In recent years, ultrAslan has attracted attention on social media through large scale choreographies at Rams Park. Notable examples include a 2023 match against Manchester United, when a stadium-wide tifo displayed the phrase "Welcome to Hell". Ahead of a 2026 match against Liverpool, ultrAslan unfurled a banner depicting Galatasaray player Victor Osimhen and his late mother, with the phrase "We are family and family is everything" written beneath the artwork.

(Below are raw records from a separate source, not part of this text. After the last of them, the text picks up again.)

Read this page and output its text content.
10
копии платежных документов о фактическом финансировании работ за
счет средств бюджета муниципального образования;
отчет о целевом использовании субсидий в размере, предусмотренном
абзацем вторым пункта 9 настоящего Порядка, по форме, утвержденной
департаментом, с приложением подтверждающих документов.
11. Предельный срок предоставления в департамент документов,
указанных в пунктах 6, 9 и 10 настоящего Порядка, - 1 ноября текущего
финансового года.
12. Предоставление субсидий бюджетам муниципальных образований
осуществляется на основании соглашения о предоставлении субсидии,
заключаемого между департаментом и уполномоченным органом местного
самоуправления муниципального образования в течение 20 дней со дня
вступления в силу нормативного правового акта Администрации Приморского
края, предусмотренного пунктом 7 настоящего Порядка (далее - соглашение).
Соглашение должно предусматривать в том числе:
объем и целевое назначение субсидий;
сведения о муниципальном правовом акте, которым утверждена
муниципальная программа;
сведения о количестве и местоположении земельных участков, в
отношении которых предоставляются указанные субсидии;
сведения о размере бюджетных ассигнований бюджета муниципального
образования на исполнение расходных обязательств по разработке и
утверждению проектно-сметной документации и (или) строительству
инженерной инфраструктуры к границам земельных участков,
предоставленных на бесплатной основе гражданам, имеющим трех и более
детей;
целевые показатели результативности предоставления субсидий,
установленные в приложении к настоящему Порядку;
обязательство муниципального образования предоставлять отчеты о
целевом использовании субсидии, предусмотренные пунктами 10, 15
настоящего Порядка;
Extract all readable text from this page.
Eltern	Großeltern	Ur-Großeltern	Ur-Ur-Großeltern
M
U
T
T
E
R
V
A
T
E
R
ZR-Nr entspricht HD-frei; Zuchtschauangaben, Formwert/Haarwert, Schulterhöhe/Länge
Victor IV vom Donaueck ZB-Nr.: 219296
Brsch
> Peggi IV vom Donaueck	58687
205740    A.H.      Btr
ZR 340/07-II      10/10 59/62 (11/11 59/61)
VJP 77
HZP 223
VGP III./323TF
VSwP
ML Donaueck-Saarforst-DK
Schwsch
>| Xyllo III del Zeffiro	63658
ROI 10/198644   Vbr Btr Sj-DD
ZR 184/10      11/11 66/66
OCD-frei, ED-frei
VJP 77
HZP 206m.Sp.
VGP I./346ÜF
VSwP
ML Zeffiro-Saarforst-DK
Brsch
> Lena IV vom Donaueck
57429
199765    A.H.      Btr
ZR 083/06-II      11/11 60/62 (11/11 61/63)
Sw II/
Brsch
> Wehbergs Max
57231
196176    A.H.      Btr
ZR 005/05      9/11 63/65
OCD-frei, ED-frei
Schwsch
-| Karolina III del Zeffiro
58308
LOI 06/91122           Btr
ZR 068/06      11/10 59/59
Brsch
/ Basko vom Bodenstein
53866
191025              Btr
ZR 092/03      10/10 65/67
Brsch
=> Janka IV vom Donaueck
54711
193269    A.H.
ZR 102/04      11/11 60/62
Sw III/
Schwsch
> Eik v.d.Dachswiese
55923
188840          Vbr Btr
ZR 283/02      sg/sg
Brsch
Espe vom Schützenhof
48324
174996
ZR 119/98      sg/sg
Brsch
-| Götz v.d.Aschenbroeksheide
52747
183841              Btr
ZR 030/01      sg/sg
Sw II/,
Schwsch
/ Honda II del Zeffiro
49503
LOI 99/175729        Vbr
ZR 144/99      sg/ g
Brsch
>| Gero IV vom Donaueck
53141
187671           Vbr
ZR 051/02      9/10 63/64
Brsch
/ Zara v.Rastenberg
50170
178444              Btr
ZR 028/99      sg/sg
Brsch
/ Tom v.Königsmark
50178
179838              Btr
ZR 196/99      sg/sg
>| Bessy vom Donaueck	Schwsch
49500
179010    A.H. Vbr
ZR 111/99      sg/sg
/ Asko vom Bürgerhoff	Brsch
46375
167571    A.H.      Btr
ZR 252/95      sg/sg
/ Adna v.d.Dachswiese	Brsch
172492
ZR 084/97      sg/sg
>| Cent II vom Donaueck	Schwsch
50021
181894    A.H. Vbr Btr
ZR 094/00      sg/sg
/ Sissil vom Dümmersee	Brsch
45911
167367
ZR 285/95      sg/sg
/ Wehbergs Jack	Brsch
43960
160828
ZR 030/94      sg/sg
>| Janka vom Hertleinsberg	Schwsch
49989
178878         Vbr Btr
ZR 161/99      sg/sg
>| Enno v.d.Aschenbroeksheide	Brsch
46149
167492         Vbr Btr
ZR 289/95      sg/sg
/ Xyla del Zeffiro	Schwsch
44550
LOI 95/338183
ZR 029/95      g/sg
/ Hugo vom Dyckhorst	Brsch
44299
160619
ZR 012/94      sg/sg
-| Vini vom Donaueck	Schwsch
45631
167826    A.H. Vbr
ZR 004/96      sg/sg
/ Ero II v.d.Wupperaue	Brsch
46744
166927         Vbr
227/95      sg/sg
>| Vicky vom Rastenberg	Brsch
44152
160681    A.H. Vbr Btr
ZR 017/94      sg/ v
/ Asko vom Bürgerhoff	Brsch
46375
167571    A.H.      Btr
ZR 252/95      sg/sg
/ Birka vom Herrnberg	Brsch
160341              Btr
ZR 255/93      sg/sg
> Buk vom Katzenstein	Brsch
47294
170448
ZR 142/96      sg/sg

On 10 August 2026, ultrAslan leader Şirin was taken into custody on charges of publicly disseminating misleading information, possession of narcotics, organised black-market ticket fraud. On 11 August, whilst undergoing a medical examination under police supervision, he chanted slogans in support of PKK founder Abdullah Öcalan both upon entering and leaving the facility. Following this incident, more than 40 sub-groups protested against Şirin, announcing that they would leave ultrAslan and continue independently. As of 14 August, ultrAslan groups, notably ultrAslan UNI, ultrAslan Yurtiçi, ultrAslan Lise and ultrAslan Avrupa suspended the activities of all their provincial and district branches.

== Name ==
The name "ultrAslan" is a portmanteau of the words "ultras" and "aslan", the latter being the Turkish word for lion, a symbol of Galatasaray.

ultrAslan is commonly abbreviated as "uA".